15 anni fa eravamo in pochissimi ad occuparci di questo settore, oggi la concorrenza è aumentata in maniera esponenziale e il livello qualitativo si è abbassato talmente tanto da riqualificare la figura dei resellers fake che forniscono liste random o estratte da piattaforme. Questo atteggiamento e la saturazione progressiva del settore hanno fatto crollare la qualità delle campagne e, allo stesso tempo, hanno determinato la svalutazione di un lavoro chiave sia in ottica SEO, sia a livello di branding per qualsiasi tipologia di clienti. Questo lavoro si basa su un decalogo di punti e una decina di condizioni previe che se non vengono rispettate provocano solo uno sperpero dei budget stanziati dai clienti. Molti improvvisano, molti rischiano, molti pensano solo a fatturare a breve termine, ma i risultati non arrivano quasi mai.
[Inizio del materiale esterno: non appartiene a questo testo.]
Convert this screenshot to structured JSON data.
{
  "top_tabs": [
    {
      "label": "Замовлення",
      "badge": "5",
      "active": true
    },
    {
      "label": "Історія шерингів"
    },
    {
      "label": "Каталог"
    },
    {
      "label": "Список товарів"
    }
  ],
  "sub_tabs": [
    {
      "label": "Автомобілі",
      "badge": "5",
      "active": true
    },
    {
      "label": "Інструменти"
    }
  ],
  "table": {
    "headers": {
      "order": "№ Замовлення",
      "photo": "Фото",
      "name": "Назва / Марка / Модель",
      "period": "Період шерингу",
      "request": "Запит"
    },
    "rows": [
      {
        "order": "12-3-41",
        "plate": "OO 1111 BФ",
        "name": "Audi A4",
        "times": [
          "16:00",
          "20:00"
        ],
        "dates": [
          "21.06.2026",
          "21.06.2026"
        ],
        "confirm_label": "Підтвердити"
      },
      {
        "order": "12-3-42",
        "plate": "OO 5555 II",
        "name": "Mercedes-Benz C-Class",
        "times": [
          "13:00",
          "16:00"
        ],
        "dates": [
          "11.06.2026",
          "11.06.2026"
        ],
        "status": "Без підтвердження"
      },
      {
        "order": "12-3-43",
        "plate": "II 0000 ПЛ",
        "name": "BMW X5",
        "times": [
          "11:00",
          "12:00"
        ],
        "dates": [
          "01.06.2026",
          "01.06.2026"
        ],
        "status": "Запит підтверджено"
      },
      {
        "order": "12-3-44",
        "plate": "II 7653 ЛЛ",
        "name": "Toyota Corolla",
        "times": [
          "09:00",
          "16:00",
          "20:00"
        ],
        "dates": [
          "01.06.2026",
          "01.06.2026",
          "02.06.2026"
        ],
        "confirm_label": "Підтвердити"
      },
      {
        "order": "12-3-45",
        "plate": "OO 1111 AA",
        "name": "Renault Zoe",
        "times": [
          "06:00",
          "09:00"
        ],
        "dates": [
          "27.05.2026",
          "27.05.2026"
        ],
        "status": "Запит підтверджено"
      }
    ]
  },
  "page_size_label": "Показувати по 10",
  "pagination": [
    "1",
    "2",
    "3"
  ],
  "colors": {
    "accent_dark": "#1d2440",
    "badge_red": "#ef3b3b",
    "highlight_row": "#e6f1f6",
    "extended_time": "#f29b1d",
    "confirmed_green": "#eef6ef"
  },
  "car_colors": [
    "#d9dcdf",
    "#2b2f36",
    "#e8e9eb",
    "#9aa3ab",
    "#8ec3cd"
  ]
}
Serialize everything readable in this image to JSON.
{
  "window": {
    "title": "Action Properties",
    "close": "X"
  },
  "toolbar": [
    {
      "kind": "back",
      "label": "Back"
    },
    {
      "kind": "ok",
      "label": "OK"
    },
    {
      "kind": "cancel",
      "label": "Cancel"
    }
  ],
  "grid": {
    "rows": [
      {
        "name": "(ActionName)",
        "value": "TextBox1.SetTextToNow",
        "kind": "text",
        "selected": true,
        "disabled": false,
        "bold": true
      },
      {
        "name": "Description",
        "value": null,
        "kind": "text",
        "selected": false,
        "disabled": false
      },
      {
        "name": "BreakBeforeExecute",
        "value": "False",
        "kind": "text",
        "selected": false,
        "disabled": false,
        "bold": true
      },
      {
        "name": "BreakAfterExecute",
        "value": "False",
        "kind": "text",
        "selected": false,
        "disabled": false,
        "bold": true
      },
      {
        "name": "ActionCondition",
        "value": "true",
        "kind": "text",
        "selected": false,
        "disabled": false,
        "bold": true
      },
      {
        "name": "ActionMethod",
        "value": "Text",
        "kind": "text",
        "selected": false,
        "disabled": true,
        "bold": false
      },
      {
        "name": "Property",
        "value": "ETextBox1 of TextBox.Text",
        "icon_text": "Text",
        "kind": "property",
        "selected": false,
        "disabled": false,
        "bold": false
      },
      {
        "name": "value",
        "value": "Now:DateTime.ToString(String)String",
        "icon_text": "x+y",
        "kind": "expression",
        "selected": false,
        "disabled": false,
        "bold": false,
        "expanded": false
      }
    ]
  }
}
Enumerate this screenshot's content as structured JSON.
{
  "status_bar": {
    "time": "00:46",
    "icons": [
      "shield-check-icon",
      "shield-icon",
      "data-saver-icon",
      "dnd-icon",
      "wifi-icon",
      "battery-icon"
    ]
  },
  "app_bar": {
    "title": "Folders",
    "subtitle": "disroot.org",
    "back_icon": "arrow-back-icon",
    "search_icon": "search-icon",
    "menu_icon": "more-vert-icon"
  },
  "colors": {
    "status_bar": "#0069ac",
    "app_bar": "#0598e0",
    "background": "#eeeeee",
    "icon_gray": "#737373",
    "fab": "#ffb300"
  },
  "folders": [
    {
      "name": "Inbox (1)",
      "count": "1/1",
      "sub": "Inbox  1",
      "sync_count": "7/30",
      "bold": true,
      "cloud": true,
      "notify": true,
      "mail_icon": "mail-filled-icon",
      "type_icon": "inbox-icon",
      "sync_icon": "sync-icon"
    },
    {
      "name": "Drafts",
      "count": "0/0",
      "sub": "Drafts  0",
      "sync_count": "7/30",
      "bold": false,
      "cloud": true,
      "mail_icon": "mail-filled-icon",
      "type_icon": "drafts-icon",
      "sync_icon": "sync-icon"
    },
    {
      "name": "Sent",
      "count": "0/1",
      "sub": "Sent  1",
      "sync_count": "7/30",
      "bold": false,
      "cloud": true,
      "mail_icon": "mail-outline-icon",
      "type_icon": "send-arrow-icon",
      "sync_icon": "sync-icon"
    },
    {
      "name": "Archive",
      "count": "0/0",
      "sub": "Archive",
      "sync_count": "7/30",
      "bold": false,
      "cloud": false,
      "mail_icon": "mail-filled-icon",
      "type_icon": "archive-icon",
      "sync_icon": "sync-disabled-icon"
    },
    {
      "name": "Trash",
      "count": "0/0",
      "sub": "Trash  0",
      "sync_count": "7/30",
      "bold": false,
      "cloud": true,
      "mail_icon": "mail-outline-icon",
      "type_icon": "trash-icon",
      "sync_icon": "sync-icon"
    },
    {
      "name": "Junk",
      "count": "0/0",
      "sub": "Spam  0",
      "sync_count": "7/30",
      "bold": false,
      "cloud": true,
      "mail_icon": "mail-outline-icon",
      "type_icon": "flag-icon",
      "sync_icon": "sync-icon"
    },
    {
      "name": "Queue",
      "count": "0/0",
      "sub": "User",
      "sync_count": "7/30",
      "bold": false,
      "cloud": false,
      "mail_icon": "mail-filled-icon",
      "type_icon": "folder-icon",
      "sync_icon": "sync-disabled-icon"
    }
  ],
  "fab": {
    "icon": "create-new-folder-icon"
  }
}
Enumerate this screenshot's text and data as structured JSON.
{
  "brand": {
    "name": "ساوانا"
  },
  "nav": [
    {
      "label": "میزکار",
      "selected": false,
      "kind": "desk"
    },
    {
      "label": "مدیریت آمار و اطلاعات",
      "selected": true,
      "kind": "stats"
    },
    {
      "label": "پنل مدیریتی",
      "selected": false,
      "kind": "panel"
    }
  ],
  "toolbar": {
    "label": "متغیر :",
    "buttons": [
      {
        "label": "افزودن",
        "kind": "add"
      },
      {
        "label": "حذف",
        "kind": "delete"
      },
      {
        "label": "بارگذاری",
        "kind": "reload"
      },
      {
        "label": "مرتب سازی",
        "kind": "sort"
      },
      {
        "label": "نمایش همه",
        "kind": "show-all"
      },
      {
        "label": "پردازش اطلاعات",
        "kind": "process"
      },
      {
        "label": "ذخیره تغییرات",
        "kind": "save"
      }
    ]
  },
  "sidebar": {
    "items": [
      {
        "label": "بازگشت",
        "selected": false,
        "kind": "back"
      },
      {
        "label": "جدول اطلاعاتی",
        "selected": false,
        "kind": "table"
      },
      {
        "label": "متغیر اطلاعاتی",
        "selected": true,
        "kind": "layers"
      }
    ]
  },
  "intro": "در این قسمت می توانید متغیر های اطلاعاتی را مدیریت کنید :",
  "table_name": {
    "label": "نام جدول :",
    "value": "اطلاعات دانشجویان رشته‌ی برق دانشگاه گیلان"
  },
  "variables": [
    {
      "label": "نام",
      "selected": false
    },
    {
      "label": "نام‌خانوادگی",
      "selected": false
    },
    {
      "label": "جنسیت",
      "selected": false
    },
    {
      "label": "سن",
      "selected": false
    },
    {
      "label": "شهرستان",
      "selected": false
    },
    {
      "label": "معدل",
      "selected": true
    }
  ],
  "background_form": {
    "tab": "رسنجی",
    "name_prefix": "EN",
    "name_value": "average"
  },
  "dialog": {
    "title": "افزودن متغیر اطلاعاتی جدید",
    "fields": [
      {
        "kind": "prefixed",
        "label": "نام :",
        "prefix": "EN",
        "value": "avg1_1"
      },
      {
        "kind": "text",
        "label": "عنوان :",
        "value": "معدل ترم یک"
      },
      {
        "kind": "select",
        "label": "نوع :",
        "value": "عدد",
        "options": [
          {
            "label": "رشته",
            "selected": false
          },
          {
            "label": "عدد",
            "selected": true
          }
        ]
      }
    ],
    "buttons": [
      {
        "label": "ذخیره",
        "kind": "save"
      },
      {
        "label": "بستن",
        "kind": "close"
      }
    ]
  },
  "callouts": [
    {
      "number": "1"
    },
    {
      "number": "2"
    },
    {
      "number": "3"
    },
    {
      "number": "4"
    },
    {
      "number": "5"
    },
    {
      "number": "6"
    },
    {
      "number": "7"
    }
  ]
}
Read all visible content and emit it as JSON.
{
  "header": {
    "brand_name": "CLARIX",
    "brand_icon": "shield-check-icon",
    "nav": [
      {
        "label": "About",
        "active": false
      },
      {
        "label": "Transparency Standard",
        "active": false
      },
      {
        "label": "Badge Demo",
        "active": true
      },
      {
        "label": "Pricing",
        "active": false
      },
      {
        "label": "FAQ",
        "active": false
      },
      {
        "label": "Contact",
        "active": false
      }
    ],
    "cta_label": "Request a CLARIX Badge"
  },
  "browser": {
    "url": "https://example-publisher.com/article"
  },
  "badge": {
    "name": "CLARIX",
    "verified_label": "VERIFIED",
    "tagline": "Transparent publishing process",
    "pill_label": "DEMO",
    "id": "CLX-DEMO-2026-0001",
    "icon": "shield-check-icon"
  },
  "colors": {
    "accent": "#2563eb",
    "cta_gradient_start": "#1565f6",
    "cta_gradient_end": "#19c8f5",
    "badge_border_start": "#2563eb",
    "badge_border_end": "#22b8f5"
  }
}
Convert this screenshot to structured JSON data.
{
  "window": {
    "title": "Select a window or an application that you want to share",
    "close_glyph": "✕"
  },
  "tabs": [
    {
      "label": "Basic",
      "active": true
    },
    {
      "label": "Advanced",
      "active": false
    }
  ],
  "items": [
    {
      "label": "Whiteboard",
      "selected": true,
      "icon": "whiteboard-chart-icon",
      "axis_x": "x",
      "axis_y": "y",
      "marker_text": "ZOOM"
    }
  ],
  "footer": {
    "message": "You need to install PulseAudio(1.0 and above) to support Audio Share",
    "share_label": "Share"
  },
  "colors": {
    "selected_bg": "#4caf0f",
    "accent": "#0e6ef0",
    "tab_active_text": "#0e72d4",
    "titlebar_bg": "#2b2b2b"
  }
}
L’IA e le migliaia di guide pubblicate dai ‘guru’ di LinkedIn e nei gruppi Facebook hanno ulteriormente complicato il panorama. Questo eccesso di informazione generato dai prompt, che maschera dei tentativi palesi di fare branding personale e advertising per la propria azienda, ha creato teorie e convinzioni che stanno penalizzando esperti e agenzie consolidate nella link building. Non metto in dubbio l’utilità di ChatGPT e Claude, ma metto in dubbio chi utilizza l’intelligenza artificiale senza sapere una ‘cippa’ di link building. Questo crea delle finte competenze e un danno notevole per i maggiori esponenti del settore e per i profili più preparati sul tema.

L’ultimo punto a cui vorrei accennare è quello relativo alle crisi delle piattaforme, ovvero i marketplace che consentono l’acquisto di redazionali e guest post. La qualità media dei cataloghi è peggiorata. Le piattaforme spesso propongono gli stessi siti, già sovraccarichi di articoli sponsorizzati. L’offerta è ormai indistinguibile. Gli inserzionisti usano budget ridicoli e pubblicano esclusivamente su PBN, dropped domain e link farm. Gli articoli forniti sono scritti esclusivamente con l’intelligenza artificiale e hanno una qualità bassissima. Non apportano nulla e sono identici a quelli dei competitors.

La link building, come la SEO, non è morta e non sta diventando inutile. Quello che stiamo riscontrando è una crisi del modello industriale che l’ha trasformata in un mercatino quasi low cost basato sull’acquisto indiscriminato di articoli e backlink, senza una strategia personalizzata, un’analisi preventiva e un vero lavoro di selezione editoriale.

Chi si occupa di link building deve possedere competenze trasversali ed essere affiancato da un team di professionisti specializzati nei diversi ambiti sui quali questa disciplina può intervenire. Questa è una delle condizioni principali del decalogo di cui parlavo in precedenza. Prima di investire del budget, serve stabilire degli obiettivi realistici e un intervallo di tempo necessario per costruire autorevolezza, aumentare il traffico e di conseguenza il numero delle conversioni. La differenza non la faranno i resellers con i migliori prezzi, i guru con 10mila like su LinkedIn o le piattaforme con il catalogo più ampio, ma i professionisti capaci di generare nel tempo pubblicazioni utili, piuttosto che link ottenuti solo per riempire un report da fornire al cliente.

Penso che già a partire da questo mese di settembre inizierà un processo di selezione naturale: molti resellers improvvisati, agenzie overrated e numerose piattaforme perderanno spazio, mentre continueranno a lavorare gli esperti capaci di integrare link building, contenuti, branding e digital PR. La link building ha ancora un futuro e non deve essere mai in discount, perché farla bene con un metodo, competenze e una visione di lungo periodo richiede molto sforzo.